Desde então, era visto entregar-se ao cultivo desse canto da terra e transformar sua casa numa espécie de hotelaria, onde os pobres e os doentes afluíam. Não os acolhia apenas, mais ia à sua procura até na Maresma infectada de malária e, muitas vezes voltava com um doente sobre os seus ombros, precedido de seu burro carregado com um fardo semelhante. Os recursos do jardim forçosamente eram bem limitados; quando não havia mais meios de fazer diferentemente, Luquésio tomava uma sacola e partia para mendigar de porta em porta. Entretanto, na maioria das vezes, era tempo perdido porque os pobres, a vê-lo trabalhador e tão bom, se sentiam mais contentes com alguns poucos legumes que ele comia com eles, do que com uma lauta refeição.
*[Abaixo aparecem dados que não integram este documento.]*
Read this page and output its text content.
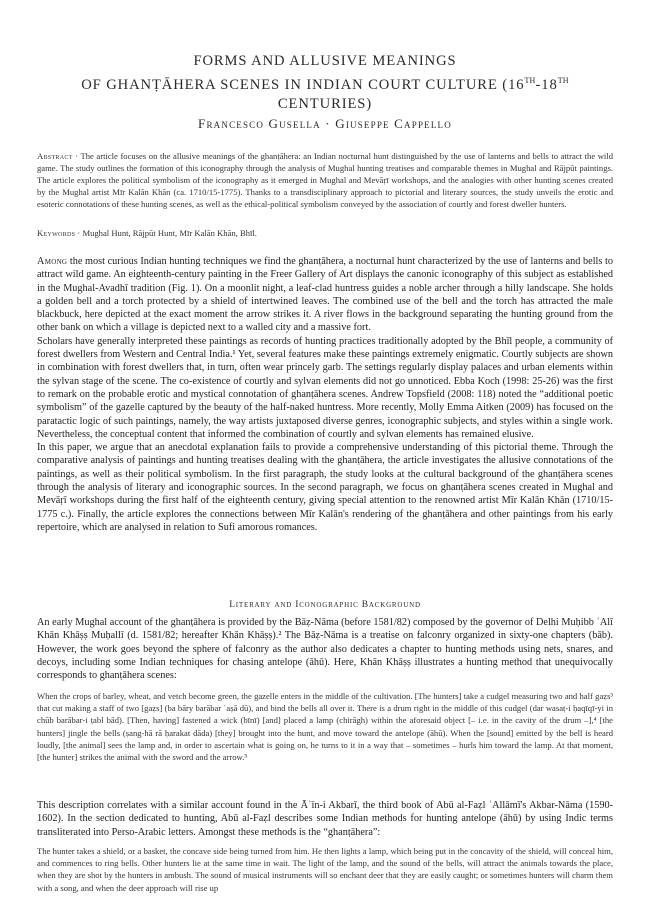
FORMS AND ALLUSIVE MEANINGS
OF GHANṬĀHERA SCENES IN INDIAN COURT CULTURE (16TH-18TH
CENTURIES)
Francesco Gusella · Giuseppe Cappello
Abstract · The article focuses on the allusive meanings of the ghanṭāhera: an Indian nocturnal hunt distinguished by the use of lanterns and bells to attract the wild game. The study outlines the formation of this iconography through the analysis of Mughal hunting treatises and comparable themes in Mughal and Rājpūt paintings. The article explores the political symbolism of the iconography as it emerged in Mughal and Mevāṛī workshops, and the analogies with other hunting scenes created by the Mughal artist Mīr Kalān Khān (ca. 1710/15-1775). Thanks to a transdisciplinary approach to pictorial and literary sources, the study unveils the erotic and esoteric connotations of these hunting scenes, as well as the ethical-political symbolism conveyed by the association of courtly and forest dweller hunters.
Keywords · Mughal Hunt, Rājpūt Hunt, Mīr Kalān Khān, Bhīl.

Among the most curious Indian hunting techniques we find the ghanṭāhera, a nocturnal hunt characterized by the use of lanterns and bells to attract wild game. An eighteenth-century painting in the Freer Gallery of Art displays the canonic iconography of this subject as established in the Mughal-Avadhī tradition (Fig. 1). On a moonlit night, a leaf-clad huntress guides a noble archer through a hilly landscape. She holds a golden bell and a torch protected by a shield of intertwined leaves. The combined use of the bell and the torch has attracted the male blackbuck, here depicted at the exact moment the arrow strikes it. A river flows in the background separating the hunting ground from the other bank on which a village is depicted next to a walled city and a massive fort.

Scholars have generally interpreted these paintings as records of hunting practices traditionally adopted by the Bhīl people, a community of forest dwellers from Western and Central India.¹ Yet, several features make these paintings extremely enigmatic. Courtly subjects are shown in combination with forest dwellers that, in turn, often wear princely garb. The settings regularly display palaces and urban elements within the sylvan stage of the scene. The co-existence of courtly and sylvan elements did not go unnoticed. Ebba Koch (1998: 25-26) was the first to remark on the probable erotic and mystical connotation of ghanṭāhera scenes. Andrew Topsfield (2008: 118) noted the “additional poetic symbolism” of the gazelle captured by the beauty of the half-naked huntress. More recently, Molly Emma Aitken (2009) has focused on the paratactic logic of such paintings, namely, the way artists juxtaposed diverse genres, iconographic subjects, and styles within a single work. Nevertheless, the conceptual content that informed the combination of courtly and sylvan elements has remained elusive.

In this paper, we argue that an anecdotal explanation fails to provide a comprehensive understanding of this pictorial theme. Through the comparative analysis of paintings and hunting treatises dealing with the ghanṭāhera, the article investigates the allusive connotations of the paintings, as well as their political symbolism. In the first paragraph, the study looks at the cultural background of the ghanṭāhera scenes through the analysis of literary and iconographic sources. In the second paragraph, we focus on ghanṭāhera scenes created in Mughal and Mevāṛī workshops during the first half of the eighteenth century, giving special attention to the renowned artist Mīr Kalān Khān (1710/15-1775 c.). Finally, the article explores the connections between Mīr Kalān's rendering of the ghanṭāhera and other paintings from his early repertoire, which are analysed in relation to Sufi amorous romances.

Literary and Iconographic Background
An early Mughal account of the ghanṭāhera is provided by the Bāẓ-Nāma (before 1581/82) composed by the governor of Delhi Muḥibb ʿAlī Khān Khāṣṣ Muḥallī (d. 1581/82; hereafter Khān Khāṣṣ).² The Bāẓ-Nāma is a treatise on falconry organized in sixty-one chapters (bāb). However, the work goes beyond the sphere of falconry as the author also dedicates a chapter to hunting methods using nets, snares, and decoys, including some Indian techniques for chasing antelope (āhū). Here, Khān Khāṣṣ illustrates a hunting method that unequivocally corresponds to ghanṭāhera scenes:
When the crops of barley, wheat, and vetch become green, the gazelle enters in the middle of the cultivation. [The hunters] take a cudgel measuring two and half gaẓs³ that cut making a staff of two [gaẓs] (ba bāry barābar ʿaṣā dū), and bind the bells all over it. There is a drum right in the middle of this cudgel (dar wasaṭ-i ḥaqīqī-yi in chūb barābar-i ṭabl bād). [Then, having] fastened a wick (bīnī) [and] placed a lamp (chirāgh) within the aforesaid object [– i.e. in the cavity of the drum –],⁴ [the hunters] jingle the bells (ṣang-hā rā ḥarakat dāda) [they] brought into the hunt, and move toward the antelope (āhū). When the [sound] emitted by the bell is heard loudly, [the animal] sees the lamp and, in order to ascertain what is going on, he turns to it in a way that – sometimes – hurls him toward the lamp. At that moment, [the hunter] strikes the animal with the sword and the arrow.⁵
This description correlates with a similar account found in the Āʾīn-i Akbarī, the third book of Abū al-Faẓl ʿAllāmī's Akbar-Nāma (1590-1602). In the section dedicated to hunting, Abū al-Faẓl describes some Indian methods for hunting antelope (āhū) by using Indic terms transliterated into Perso-Arabic letters. Amongst these methods is the “ghanṭāhera”:
The hunter takes a shield, or a basket, the concave side being turned from him. He then lights a lamp, which being put in the concavity of the shield, will conceal him, and commences to ring bells. Other hunters lie at the same time in wait. The light of the lamp, and the sound of the bells, will attract the animals towards the place, when they are shot by the hunters in ambush. The sound of musical instruments will so enchant deer that they are easily caught; or sometimes hunters will charm them with a song, and when the deer approach will rise up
Diante de seu benfeitor tão alegre em sua pobreza, eles esqueciam sua miséria e as murmurações habituais desses infelizes se transformavam em palavras de admiração e de reconhecimento.
A conversão não matara nele os laços de família: Bona Donna, sua mulher, tornara-se a melhor colaboradora e quando, em 1260, a viu definhar, pouco a pouco, sua dor foi muito forte para ser suportada:
“Tu sabes, querida companheira”, disse-lhe ele no momento em que ela acabava de receber os últimos sacramentos, “quanto nos amamos, enquanto juntos servíamos a Deus; por que não permanecemos unidos para juntos irmos às alegrias inefáveis? Espera-me! Também eu quero receber os sacramentos e ir-me contigo”.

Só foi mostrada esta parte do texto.